Artificial intelligence (AI) algorithms can perform comparably to radiologists in detecting lung cancer on low-dose CT lung cancer screening exams, according to research published online on 27 October in Radiology: Artificial Intelligence.
A multinational team of researchers led by Colin Jacobs, PhD, of Radboud University Medical Center in Nijmegen, the Netherlands compared the performance of three high-performing deep-learning models to that of 11 radiologists on 300 cases. Although the mean radiologist performance was higher than all three algorithms, the difference was only statistically significant for one of them.
"These results offer several opportunities to optimize the reading of screening CT scans in lung cancer screening," the authors wrote.
Seeking to determine if algorithms that performed well in a public AI competition could yield similar results to radiologists, the researchers selected the top three algorithms from the Data Science Bowl 2017. That contest challenged developers to train software that could accurately determine when lung lesions were cancerous, according to the researchers.
The three best models from that challenge -- grt123, Julien de Wit and Daniel Hammack (JWDH), and Aidence -- were applied to an enriched data set of 300 exams, half of which were from the competition dataset and half of which were from the Pan-Canadian Lung Screening Trial. Of the 300 cases, 100 included cancer. All studies were also interpreted by 11 radiologists with varying levels of experience.
Performance of AI and radiologists for CT lung cancer screening | ||||
grt123 AI algorithm | Aidence AI algorithm | JWDH algorithm | 11 radiologists | |
Area under the curve (AUC) | 0.876 | 0.881 | 0.883 | Average = 0.917 (range, 0.841 to 0.944) |
Of the three algorithms, only the grt123 algorithm had an AUC that was significantly lower than the radiologists (p = 0.02). The differences for the Aidence and JWDH algorithms with the radiologists did not reach statistical significance (p = 0.26 and 0.29, respectively).
As for the potential clinical utility of these models, the authors pointed out that each of the algorithms produced a score between 0 and 1 that indicates its estimated likelihood that the participant will be diagnosed with lung cancer within a year. These models didn't, however, provide the location of the possible cancer or an explanation of how it arrived at that score.

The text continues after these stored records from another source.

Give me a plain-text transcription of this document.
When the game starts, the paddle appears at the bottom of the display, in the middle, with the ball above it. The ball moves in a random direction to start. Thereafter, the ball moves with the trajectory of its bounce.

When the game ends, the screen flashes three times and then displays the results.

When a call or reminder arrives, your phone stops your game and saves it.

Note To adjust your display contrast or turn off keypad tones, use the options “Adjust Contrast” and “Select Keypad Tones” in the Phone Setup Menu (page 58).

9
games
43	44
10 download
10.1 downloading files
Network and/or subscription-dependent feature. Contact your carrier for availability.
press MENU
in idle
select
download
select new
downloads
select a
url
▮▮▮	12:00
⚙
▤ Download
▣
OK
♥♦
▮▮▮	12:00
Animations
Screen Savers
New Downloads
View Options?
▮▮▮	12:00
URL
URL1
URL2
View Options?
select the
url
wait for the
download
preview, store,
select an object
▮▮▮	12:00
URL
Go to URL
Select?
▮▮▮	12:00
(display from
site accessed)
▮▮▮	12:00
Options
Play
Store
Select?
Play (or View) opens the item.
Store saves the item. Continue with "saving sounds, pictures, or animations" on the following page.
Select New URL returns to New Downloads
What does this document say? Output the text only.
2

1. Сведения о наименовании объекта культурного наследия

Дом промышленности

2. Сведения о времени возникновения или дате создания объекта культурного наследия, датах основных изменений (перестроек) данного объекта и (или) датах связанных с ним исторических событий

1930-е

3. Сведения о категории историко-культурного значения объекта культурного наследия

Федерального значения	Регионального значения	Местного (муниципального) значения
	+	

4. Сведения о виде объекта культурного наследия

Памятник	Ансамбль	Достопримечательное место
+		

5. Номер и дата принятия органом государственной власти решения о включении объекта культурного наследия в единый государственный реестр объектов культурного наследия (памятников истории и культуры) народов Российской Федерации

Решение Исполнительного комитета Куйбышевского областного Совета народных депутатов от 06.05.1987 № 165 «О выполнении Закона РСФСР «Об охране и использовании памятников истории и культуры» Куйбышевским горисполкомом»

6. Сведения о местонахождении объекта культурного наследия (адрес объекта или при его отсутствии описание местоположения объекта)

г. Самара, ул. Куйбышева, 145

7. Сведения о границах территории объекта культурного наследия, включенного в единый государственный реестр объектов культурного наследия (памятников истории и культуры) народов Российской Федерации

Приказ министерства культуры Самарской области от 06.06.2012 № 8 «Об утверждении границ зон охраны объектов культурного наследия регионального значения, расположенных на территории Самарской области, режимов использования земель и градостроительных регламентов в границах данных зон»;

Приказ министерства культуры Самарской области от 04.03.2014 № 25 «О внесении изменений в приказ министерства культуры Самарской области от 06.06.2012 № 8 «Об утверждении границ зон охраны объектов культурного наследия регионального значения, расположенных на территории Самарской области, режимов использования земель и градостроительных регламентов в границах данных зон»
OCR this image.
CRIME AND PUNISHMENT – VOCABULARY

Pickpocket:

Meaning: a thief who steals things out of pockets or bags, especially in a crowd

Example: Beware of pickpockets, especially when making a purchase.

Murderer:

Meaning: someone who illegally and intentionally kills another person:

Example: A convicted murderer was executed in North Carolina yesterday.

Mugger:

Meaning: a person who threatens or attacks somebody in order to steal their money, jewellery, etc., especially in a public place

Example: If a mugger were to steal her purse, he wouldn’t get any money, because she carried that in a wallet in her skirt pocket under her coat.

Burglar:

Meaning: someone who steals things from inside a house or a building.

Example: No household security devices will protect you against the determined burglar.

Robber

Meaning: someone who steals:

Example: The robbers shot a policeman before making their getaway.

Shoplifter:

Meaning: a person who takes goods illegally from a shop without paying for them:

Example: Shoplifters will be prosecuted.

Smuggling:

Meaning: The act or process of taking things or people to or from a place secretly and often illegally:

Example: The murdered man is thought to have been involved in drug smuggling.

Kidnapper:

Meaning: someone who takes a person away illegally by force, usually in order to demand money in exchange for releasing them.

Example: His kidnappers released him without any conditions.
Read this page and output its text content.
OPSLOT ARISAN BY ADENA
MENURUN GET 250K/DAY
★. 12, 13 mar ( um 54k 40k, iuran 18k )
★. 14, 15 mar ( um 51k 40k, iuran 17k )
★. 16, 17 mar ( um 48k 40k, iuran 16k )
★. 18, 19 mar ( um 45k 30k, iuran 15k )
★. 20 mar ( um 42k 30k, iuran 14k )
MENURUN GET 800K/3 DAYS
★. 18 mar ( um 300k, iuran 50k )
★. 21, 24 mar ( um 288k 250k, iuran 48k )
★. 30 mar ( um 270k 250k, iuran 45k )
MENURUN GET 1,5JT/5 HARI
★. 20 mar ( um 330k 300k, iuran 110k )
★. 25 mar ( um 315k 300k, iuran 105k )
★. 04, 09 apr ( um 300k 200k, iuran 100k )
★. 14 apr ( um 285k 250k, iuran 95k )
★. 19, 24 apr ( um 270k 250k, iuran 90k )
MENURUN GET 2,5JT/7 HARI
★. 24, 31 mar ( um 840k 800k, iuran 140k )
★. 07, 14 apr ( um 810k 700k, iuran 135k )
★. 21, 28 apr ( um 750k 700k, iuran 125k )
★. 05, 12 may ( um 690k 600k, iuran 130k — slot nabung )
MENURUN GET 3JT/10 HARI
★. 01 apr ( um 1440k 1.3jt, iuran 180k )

"Potentially, direct estimation of the malignancy risk may be an effective way to optimize current guidelines in the future," the authors wrote.
As an alternative, these types of AI algorithms could potentially be utilized to triage normal studies, with only the possibly abnormal scans being reviewed by the radiologist. Although it hasn't been investigated yet, this triage strategy could substantially improve the cost-effectiveness of screening, according to the researchers.
"If future validation studies show that this approach is feasible, policy changes will be needed because at present, every screening CT scan must be categorized according to Lung-RADS by a board-certified radiologist in the United States to qualify for reimbursement," the authors pointed out.
The researchers recommended that future development of the models should focus on providing users with more information, such as the location of the suspicious pulmonary nodule.
"Subsequently, studies are needed which focus on evaluating how these algorithms can be integrated with the radiologists to positively change the follow-up recommendations in a screening program," they wrote.
For use in clinical practice, the algorithms' predictions will need to be calibrated, and the optimal cutoff points for decision-making should be investigated in future studies, according to the authors.